Une « mesure de prudence » ? Que ces journalistes n’aient pas à interviewer leur « compagnon » on le comprend, comme on comprendrait que Patrick Ollier, ci-devant Ministre chargé des relations avec le Parlement, ne soutienne pas les initiatives de Alliot-Marie… une affaire « d’éthique » ? On croit rêver quand on constate tous les manquements quotidiens avérés à l’éthique, qui ne choquent personne : reportages bidonnés (ex : interview de Fidel Castro par PPDA), collusion entre le pouvoir et les responsables de l’information (nomination des directeurs par le Chef de l’Etat français), temps d’antenne, entretiens sans aucun contrôle… Et alors, quand on arrive à « l’éthique » on peut se gondoler sur la place publique. Les manquements à une charte d’entreprise se multiplient dans l’exercice même de la fonction, mais ils ne génèrent jamais le départ de celle ou celui qui les a commis. Rares justement sont les femmes qui dans ce métier peuvent être suspectées de connivence avec les pouvoirs et c’est véritablement une insulte faite à leur professionnalisme. En prenant cette décision, les responsables d’I-Télé accréditent justement l’existence officielle de connivences à l’intérieur des rédactions. Ils se contentent de faire un tri révélateur entre des complicités réputées visibles, et se taisent sur celles qui sont dissimulées. C’est aussi admettre un possible lien direct entre la manière dont se déroulent les émissions politiques et les invités qui s’y prélassent. D’ailleurs, vous en conviendrez, quand le Président de la République est interrogé, ses questionneurs ne sont pas un brin suspects de complicité. Mieux, il se murmure qu’il va interdire à son épouse d’aller à la télé, ou à ses Ministres de déposer la liste de leurs connaissances dans le système médiatique. Une sorte de « purge » s’impose ! Au nom de l’éthique et de la déontologie. En attendant, Pulvar est la victime de ce mal qui parcourt les élites administratives, médiatiques et économiques du pays : ne pas prendre le risque de déplaire au Chef de l’Etat français !

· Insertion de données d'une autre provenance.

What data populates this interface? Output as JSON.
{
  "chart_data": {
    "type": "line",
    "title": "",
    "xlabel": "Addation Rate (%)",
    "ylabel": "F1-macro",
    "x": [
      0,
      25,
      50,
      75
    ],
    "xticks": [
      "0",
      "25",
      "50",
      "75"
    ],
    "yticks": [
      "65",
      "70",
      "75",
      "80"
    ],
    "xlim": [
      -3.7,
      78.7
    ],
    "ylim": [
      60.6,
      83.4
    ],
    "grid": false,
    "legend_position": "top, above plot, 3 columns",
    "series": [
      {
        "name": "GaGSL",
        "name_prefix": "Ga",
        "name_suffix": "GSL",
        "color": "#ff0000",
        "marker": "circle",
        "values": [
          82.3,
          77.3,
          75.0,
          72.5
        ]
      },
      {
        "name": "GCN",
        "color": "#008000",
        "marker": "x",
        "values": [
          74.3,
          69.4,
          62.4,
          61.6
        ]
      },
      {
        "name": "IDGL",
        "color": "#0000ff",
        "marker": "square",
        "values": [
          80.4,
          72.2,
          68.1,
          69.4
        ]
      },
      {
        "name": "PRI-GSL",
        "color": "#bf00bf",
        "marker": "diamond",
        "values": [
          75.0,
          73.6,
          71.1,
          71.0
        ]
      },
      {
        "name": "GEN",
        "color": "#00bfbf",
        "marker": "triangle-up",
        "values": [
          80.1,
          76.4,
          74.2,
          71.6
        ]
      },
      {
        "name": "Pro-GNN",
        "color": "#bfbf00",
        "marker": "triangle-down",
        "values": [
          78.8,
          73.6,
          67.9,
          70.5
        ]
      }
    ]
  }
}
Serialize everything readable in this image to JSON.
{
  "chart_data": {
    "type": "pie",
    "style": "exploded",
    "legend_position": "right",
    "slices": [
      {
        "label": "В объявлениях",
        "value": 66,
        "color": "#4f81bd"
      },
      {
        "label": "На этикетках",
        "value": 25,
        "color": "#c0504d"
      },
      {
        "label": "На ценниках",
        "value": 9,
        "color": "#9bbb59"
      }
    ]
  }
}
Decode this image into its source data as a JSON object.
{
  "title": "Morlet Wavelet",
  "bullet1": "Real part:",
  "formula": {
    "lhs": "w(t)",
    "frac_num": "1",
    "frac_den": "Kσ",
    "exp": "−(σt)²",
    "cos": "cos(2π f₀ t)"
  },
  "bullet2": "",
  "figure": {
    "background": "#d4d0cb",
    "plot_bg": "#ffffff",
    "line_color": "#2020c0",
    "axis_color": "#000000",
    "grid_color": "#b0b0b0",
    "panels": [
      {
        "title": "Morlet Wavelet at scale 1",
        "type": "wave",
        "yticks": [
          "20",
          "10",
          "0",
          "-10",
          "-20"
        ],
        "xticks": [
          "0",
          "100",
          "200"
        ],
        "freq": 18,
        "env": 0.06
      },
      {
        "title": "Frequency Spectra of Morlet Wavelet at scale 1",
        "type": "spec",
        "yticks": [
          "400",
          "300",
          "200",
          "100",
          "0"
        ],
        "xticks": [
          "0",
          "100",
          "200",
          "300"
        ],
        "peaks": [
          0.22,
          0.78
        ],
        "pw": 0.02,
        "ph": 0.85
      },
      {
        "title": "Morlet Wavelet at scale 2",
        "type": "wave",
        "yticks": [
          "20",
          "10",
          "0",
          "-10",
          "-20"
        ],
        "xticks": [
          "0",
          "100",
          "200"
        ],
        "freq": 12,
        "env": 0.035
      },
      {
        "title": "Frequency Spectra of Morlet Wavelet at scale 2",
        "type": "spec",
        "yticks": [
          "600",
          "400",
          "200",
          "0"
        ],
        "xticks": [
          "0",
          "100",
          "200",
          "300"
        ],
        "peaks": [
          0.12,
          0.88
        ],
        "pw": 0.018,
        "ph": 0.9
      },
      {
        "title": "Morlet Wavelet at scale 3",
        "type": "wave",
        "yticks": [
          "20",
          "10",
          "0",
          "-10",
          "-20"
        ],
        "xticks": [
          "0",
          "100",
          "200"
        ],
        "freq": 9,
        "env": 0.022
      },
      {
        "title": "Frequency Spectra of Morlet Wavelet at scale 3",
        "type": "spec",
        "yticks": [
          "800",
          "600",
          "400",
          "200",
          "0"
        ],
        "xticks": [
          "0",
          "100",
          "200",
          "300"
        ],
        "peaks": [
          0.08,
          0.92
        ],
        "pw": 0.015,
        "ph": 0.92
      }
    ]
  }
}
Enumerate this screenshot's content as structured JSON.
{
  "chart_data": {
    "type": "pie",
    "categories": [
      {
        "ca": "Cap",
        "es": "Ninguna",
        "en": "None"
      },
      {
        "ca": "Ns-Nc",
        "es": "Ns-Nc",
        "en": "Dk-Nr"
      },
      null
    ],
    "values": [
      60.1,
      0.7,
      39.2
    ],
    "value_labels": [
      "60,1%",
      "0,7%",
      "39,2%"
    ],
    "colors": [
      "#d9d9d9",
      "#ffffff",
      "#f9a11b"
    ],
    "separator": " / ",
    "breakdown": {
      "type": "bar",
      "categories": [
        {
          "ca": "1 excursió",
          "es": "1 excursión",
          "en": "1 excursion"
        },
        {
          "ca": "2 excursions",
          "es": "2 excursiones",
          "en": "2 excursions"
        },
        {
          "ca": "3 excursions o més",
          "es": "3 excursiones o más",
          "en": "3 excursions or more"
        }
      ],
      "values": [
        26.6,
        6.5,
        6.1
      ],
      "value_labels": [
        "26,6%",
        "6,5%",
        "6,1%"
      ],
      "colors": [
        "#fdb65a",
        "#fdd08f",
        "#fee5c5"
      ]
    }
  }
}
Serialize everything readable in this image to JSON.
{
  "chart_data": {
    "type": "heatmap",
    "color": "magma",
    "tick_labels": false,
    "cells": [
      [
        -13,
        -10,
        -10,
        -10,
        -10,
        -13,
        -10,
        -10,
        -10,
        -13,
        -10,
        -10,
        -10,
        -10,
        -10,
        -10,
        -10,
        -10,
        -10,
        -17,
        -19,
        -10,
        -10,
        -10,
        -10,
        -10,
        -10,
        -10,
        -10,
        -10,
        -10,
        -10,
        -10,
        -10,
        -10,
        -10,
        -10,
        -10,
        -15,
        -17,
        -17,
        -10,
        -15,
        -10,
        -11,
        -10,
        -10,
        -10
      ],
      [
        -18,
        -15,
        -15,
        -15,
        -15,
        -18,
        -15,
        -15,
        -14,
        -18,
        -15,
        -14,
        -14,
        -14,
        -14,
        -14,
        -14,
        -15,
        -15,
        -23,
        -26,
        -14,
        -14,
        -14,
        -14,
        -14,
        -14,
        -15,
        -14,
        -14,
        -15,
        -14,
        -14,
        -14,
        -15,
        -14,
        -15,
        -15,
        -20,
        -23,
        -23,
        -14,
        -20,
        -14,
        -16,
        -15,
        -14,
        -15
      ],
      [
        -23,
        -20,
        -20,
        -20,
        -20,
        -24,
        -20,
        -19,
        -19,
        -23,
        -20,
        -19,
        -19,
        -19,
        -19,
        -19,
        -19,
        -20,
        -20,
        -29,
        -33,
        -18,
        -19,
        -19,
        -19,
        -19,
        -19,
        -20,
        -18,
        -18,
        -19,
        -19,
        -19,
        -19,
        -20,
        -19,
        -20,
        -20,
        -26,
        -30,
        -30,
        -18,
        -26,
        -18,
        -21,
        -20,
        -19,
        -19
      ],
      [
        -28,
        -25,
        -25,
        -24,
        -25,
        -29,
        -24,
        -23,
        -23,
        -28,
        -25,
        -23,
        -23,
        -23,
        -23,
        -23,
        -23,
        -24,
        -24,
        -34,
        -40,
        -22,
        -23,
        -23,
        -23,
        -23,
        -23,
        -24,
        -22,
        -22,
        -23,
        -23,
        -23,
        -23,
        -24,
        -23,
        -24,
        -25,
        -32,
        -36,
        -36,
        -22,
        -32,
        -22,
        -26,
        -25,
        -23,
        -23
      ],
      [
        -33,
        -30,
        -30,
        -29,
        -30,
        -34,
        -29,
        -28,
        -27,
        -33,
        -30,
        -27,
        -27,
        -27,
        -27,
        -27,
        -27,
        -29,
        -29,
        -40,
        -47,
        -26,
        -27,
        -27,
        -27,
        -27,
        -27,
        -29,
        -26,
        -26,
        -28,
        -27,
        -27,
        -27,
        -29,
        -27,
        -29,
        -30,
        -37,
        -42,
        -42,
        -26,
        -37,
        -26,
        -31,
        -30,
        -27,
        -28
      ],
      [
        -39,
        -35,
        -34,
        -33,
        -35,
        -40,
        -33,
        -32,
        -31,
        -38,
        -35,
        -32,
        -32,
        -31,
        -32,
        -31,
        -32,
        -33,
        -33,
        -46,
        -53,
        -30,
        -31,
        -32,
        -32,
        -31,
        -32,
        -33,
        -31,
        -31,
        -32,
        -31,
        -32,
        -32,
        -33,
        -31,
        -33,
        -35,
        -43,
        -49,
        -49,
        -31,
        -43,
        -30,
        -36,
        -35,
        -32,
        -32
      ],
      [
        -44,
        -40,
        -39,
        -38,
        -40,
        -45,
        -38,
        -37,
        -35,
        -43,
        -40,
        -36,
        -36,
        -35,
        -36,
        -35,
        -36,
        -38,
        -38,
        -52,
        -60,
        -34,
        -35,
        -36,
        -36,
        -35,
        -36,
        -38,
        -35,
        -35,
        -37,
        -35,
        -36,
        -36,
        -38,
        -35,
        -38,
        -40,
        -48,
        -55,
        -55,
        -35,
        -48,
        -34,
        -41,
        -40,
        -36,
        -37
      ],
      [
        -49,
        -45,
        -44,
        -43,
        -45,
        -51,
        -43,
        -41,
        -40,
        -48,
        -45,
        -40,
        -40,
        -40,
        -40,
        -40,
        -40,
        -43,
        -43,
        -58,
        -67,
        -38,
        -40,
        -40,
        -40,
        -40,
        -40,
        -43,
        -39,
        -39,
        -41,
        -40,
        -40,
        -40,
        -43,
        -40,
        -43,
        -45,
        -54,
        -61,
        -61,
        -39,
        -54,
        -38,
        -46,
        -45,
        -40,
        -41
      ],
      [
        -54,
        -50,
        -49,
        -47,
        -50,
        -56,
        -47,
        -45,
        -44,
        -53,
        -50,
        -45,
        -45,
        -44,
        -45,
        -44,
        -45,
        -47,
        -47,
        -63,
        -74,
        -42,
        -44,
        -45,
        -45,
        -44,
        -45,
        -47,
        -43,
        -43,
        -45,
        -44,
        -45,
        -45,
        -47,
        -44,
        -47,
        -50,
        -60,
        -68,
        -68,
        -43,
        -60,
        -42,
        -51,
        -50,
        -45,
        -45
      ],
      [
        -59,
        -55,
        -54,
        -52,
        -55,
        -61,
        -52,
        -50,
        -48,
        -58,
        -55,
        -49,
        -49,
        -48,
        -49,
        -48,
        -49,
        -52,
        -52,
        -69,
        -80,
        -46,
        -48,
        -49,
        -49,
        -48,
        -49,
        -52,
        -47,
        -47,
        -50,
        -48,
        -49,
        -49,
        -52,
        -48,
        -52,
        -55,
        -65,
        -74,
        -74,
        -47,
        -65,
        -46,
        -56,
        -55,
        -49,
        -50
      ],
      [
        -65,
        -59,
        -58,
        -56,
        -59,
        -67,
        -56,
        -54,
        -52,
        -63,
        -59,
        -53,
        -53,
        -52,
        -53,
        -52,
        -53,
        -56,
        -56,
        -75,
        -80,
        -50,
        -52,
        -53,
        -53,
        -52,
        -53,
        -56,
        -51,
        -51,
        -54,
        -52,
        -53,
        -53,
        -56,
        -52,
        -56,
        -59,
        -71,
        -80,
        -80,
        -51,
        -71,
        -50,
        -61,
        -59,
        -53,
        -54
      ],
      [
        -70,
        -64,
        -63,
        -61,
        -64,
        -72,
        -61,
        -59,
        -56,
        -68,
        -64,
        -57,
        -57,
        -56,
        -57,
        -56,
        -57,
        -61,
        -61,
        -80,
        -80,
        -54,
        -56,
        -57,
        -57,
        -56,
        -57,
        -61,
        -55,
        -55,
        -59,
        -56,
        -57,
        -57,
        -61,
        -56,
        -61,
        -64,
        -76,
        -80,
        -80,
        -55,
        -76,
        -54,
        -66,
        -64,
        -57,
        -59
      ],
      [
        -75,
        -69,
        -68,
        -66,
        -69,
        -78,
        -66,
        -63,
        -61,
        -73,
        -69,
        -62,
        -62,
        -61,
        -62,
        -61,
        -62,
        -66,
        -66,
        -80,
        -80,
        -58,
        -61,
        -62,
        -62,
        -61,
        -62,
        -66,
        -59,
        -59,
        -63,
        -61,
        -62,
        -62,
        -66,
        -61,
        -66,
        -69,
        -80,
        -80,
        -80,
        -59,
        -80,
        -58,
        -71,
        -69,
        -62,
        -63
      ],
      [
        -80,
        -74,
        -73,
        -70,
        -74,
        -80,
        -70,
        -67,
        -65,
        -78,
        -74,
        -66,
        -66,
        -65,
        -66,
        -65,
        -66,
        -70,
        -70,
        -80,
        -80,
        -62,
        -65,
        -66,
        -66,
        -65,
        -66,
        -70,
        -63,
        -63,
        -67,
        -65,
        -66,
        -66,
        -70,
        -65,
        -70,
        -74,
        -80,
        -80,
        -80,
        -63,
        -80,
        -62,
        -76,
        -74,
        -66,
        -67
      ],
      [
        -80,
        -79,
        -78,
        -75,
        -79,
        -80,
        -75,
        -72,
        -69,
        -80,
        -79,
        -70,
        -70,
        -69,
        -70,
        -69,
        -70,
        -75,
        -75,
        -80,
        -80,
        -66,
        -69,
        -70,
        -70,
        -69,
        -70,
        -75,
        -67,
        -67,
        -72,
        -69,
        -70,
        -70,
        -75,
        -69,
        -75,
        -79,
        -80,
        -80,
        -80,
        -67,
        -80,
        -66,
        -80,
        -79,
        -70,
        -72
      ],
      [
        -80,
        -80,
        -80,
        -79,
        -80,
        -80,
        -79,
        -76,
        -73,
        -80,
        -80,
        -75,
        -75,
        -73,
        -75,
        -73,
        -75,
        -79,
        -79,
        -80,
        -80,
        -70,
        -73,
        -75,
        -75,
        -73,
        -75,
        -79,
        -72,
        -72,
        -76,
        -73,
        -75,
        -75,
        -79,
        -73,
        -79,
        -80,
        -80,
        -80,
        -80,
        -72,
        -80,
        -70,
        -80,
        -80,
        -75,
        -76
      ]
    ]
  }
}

Cet article a 2 commentaires

  1. jocelyne Troscompt

    On se croit revenu au siècle dernier où la femme n’avait droit de vivre qu’avec les règles de son père ou de son mari. Les journalistes féminines n’ont-elles pas le droit d’avoir une conscience politique différente de leur compagnon ? Pauvre France, tu régresses !

  2. Michel d'Auvergne

    Ma femme a le droit d’avoir son point de vue: la fenêtre de la cuisine !
    Ne rigolez pas, on en est encore là, c’est pourquoi je ne pense pas que l’on régresse mais plutôt qu’on a pas bougé !
    On a l’air malins avec notre débat sur la « burqua »!
    Bien sûr que je suis d’accord avec Jocelyne.